Claro que vale la pena

Fui consciente de Juan Cruz hace unos meses, en un seminario de verano organizado por la Universidad Internacional Menéndez Pelayo. Escribo “fui consciente” porque considero que es la expresión que mejor refleja lo que pensé en aquel momento. Conocía a Juan Cruz de leer sus columnas en el periódico El País y también en el As. Con osada ignorancia lo había catalogado de forma inconsciente como uno de esos buenos periodistas que pueblan las columnas de los márgenes y contraportadas de las páginas, de los que siempre se requiere opinión sobre un asunto importante y que no hacen demasiado ruido mediático. Que es bastante, pero se queda corto. En aquellos días veraniegos, descubrí a un periodista con todas las de la ley. Un torbellino que parece inmune a la edad, que comunica de forma innata y además busca constantemente historias para contar, como si esta actividad fuese la piedra angular de su naturaleza. Es Cruz uno de esos genios de andar por casa, capaz de insuflar optimismo en un oficio, el periodismo, que parece estar sumido en una agonía permanente.

Para poder contar, primero hay que preguntar.
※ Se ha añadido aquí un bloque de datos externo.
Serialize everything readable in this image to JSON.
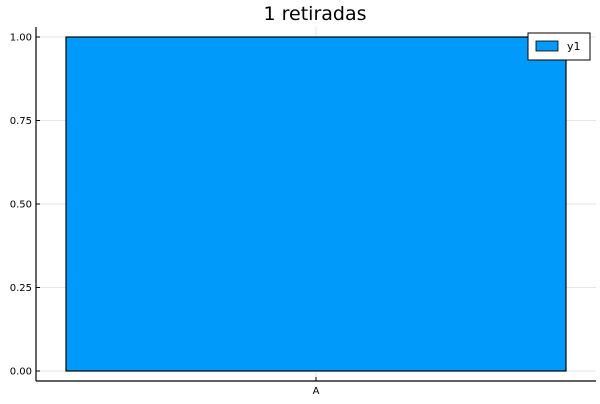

Y escuchar. Partiendo de una premisa tan sencilla como esta nace uno de los principales -y más bellos- géneros del periodismo: la entrevista. Como no, Juan Cruz sabe mucho de la materia en cuestión. Así, en el año 2009 decidió que, ante el cariz que estaba tomando la profesión periodística, era el momento de hacer preguntas. Y para preguntar sobre un oficio, el más bello que dice García Márquez, habrá que preguntar a los mejores. Nace entonces, como una forma de agrupar una selección de entrevistas a profesionales consagrados del periodismo, el libro Periodismo. Vale la pena vivir para este oficio (DeBolsillo, 2010).

El periodismo es un oficio cruel. Así, sin medias tintas, lo dice Eugenio Scalfari, fundador del diario italiano La Repubblica, mientras conversa en su despacho con la puerta siempre abierta, “como los buenos periodistas”. Un periodismo cruel y verdadero, que desnuda a la gente y describe esa desnudez, aunque no sea fácil. El oficio en otra dimensión, en la que también se sitúa Ben Bradlee, vicepresidente y ex director de The Washington Post que con la edad de ochenta y ocho años todavía iba a diario a la redacción. Historia viva de tiempos del Watergate, cuenta con una entrada en Wikipedia que no llega a las cuatro líneas.

Estos son sólo dos ejemplos de las realmente fantásticas entrevistas que pueden encontrarse en esta obra. Sí, puede que me quede realmente corto, pero prefiero que el lector descubra por sí mismo (y no hay mejor manera que a través de las palabras transcritas de los protagonistas) el saber de unos hombres y mujeres excepcionales, capaces de crear historia contándola. Jean Daniel, fundador de Le Nouvel Observateur; Tomás Eloy Martínez, periodista y escritor argentino; Harold Evans, ex director de The Sunday Times y de The Times y cabeza visible de la llamada “batalla de la talidomida”; Alma Guillermoprieto, reportera mexicana autora de excepcionales reportajes sobre América Latina (los mejores están recogidos en el libro Al pie de un volcán te escribo, editado por Plaza y Janés) e integrante de la Fundación Nuevo Periodismo que fundó Gabriel García Márquez; Manuel Leguineche, reportero español todoterreno y Jon Lee Anderson, reportero norteamericano especializado en la guerra de Irak y conflictos en Oriente Medio narran sus propias historias y contribuyen a tejer un tapiz que ilustra un periodismo que, pese a ser contemporáneo, parece de otra época (¿cualquier tiempo pasado fue mejor?). Además, la obra contiene al final una extensa entrevista a Juan Luis Cebrián, primer director de El País, capaz de dar un discurso fabuloso sobre el oficio periodístico y cómo se forja un profesional. Pero también capaz -qué triste puede ser el tiempo-, de comandar un ERE masivo en el El País mientras resuenan los ecos de su astronómico sueldo en plena crisis. Será mejor, como dice un loco, quedarse con lo que éramos cuando fuimos los mejores.

Una obra que plantea un interrogante y consigue dar una respuesta, la cual se queda reverberando en la mente del lector desde la última página, y que sigue ahí cuando se deposita el libro en la estantería con el feliz pensamiento de una relectura para apreciar los matices que siempre se escurren. Y que seguirá -menos mal-, cada vez que las fuerzas flaqueen y la información esté a punto de caer rendida en manos de quien no debe. ¿Vale la pena vivir para este oficio? Pues claro. Y más si lo dice Juan Cruz.